Time-based Privileged Elevation: ARCON’s JIT approach helps organizations to secure their information assets by allowing time-based access to the critical systems. With this, the end-users get the ability to execute privileged commands one time for a definite time span that too for specific applications. It could be requested by the end-user daily or weekly as per requirements. The admin has a complete right to limit the time duration for which approvals are valid.
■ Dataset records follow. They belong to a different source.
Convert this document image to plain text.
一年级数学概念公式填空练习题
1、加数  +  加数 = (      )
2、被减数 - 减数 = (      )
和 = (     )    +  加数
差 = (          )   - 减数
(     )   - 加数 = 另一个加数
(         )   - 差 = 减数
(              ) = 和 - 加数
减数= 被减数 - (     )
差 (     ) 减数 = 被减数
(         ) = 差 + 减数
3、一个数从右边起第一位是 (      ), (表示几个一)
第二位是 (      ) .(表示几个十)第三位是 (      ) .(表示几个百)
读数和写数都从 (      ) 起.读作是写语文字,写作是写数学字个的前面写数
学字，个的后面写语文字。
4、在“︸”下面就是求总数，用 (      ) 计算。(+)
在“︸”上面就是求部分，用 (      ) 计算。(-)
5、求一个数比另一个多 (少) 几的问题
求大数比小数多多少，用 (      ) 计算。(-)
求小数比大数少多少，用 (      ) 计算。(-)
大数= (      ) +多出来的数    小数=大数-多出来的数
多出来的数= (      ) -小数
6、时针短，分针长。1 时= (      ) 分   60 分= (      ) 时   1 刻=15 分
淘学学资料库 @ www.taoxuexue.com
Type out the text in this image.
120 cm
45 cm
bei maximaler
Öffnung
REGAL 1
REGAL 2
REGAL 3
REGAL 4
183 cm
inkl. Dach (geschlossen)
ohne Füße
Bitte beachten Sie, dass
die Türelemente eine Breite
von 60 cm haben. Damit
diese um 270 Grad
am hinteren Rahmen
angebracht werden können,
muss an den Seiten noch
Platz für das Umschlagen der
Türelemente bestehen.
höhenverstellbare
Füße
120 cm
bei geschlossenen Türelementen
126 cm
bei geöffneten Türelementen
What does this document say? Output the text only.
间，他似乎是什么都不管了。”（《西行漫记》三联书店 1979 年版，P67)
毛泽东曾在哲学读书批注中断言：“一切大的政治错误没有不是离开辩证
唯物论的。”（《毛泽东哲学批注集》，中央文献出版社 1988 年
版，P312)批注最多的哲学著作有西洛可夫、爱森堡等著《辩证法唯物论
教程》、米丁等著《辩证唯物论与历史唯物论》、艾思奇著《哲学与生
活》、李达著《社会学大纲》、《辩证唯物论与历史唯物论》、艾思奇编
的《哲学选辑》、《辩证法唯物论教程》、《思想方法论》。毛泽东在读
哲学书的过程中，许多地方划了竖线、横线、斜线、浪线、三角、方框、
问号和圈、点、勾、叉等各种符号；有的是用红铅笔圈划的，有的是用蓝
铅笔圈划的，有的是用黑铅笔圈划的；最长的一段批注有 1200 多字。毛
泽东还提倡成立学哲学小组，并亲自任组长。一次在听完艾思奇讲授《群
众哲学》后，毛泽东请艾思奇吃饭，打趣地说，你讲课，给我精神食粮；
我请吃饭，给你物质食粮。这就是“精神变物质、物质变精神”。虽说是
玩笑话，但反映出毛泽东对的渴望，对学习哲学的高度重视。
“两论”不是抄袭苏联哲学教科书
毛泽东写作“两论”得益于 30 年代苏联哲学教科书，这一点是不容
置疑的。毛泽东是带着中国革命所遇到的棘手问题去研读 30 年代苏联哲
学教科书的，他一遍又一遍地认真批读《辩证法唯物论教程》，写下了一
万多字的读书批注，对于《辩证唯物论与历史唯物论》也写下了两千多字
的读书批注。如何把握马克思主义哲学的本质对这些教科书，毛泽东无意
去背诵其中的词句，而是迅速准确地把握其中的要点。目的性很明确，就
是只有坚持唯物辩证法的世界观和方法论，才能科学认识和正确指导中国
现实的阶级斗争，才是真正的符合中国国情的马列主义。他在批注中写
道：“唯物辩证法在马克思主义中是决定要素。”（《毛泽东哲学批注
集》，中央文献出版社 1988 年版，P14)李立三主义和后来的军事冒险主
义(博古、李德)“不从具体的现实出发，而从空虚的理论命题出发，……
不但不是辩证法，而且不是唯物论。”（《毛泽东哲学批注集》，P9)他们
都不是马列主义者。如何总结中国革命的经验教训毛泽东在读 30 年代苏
Temporary Elevation – Group Membership: ARCON provides Temporary Elevation – Group Membership option that is beneficial whenever any user requires temporary elevated access to perform any task/activity. With this functionality, the admin can allow the user to be added to any admin group temporarily for a specific period. After the period is over, the user is removed automatically from the group ensuring Just-In-Time policy standards.
Conclusion
Just-In-Time (JIT) Privilege approach helps organizations to follow the principle of ‘Least Privilege’ and mitigates threats arising from ‘always-on’ privileges. ARCON | Privileged Access Management (PAM) solution enforces ‘Least Privilege’ principle with the help of Just-In-Time access approach.